In The Manny Files, 8-year-old Keats Dalinger is sort of an outsider who feels like he’s living in the shadows of his older sisters Lulu and India. When his parents hire a male nanny, who nudges Keats to “be interesting,” he begins a journey of self discovery and courage. But Lulu, a stubborn pre-teen, is disgusted with their male nanny and his buffoonery, and starts to keep a list of all the reasons why he should be fired, in what she calls ‘The Manny Files.’

It’s not indicated, or even hinted to, that the manny happens to be gay until about two-thirds through the book. “In life, you meet people and grow to love them or to respect them, and then you might find out something about them, such as they are gay,” explains Burch. “They are the same person they have always been, there is just something new that you know about them. I wanted readers to love the manny and his antics, and then realize that just because he is gay, it doesn’t change the adventures and fun that he brought to them.”

Yet, Keats’ demeanor, mannerisms and thoughts throughout the book hint ( or for some, reflect themselves) to being gay. -I had the same feeling of excitement in my stomach that I get when the Sound of Music comes on television. Like I have to pee and throw up at the same time.

In Hit the Road, Manny, the bulk of the story takes place “on the road” during the annual Dalinger family summer vacation. While driving across the country in an RV, the Dalingers and the manny go through a number of tribulations stemmed from being in confined quarters for much too long.
Unfortunately the one downside to Hit the Road, Manny is that it moves a bit too briskly, especially when they visit the manny’s parents’; the result of that visit feels unlikely in its hastiness.

As in the first book, Keats’ unique observations and childhood truthfulness make it worth flipping the pages. -The manny lifted his head up too. He looked like a cross between Mr. Clean and Vin Diesel without all the muscles. -I yelled, “He’s GAY! There’s nothing wrong with it. He can get hair plugs if he wants!” -I’ve never seen a water polo team in a parade before, especially in their swimsuits. India said that it was a “flock of Glamour Don’ts.”

The Dalinger family dynamic is what drives these books: From small, seemingly unimportant events throughout: Keats’ birthday, family vacations and school bullying to larger lessons like experiencing the miracle of birth, understanding love, coping through death and finding courage, the Dalingers, with the help of their jokster manny, forge through growing up and life itself with a lot of humor, honesty and tenderness.
Both books were nominated for Lambda Literary Awards, and The Manny Files won the Josette Frank Award. But Burch says the real pride in his work comes from the readers. “I did a reading to fifth graders at Bank Street School who were in the middle of reading the book,” remembers Burch. “One boy asked if the manny was gay. When I said yes, he pumped his fist into the air and yelled, ‘Yes!

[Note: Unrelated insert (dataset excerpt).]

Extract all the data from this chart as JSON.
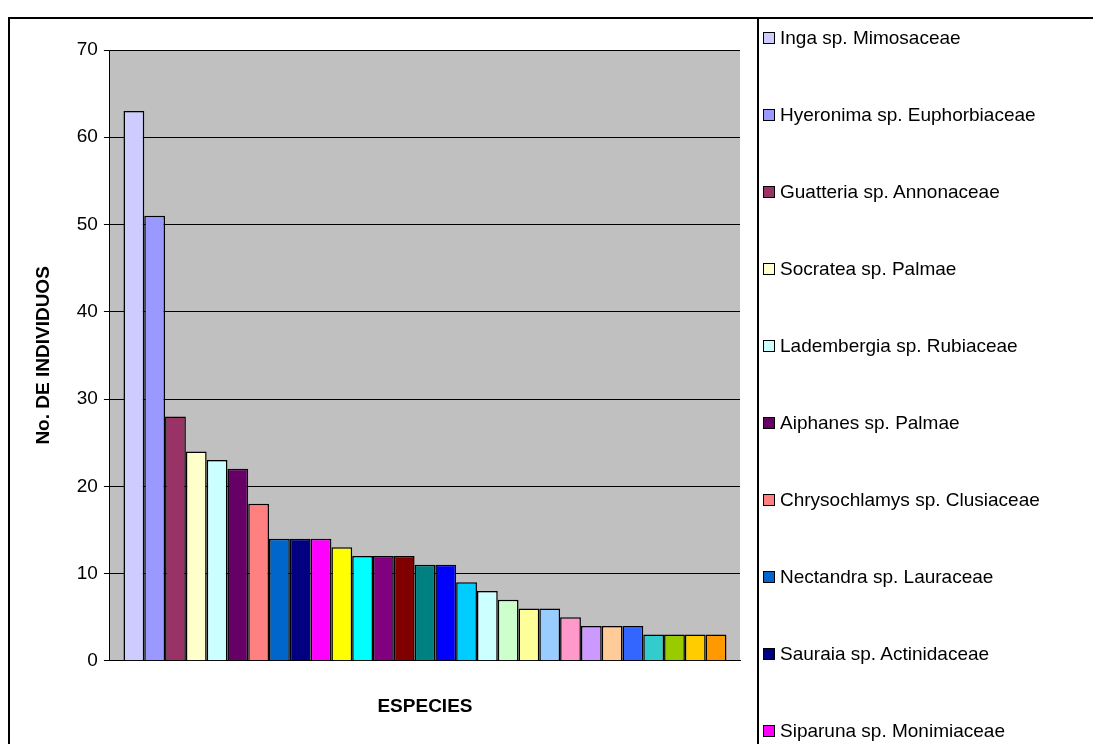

I knew it.’ Another mother sent me a letter that thanked me for the books because it opened up a conversation with her little boy who marches to the beat of his own “Jazz” drummer.

Christian Burch is no longer a nanny; he is teaching arts and creative writing at the Jackson Hole Community School, a college prep school. He’s a non-Mormon BYU alumnus, and doesn’t think they [BYU] carry his books in the bookstore.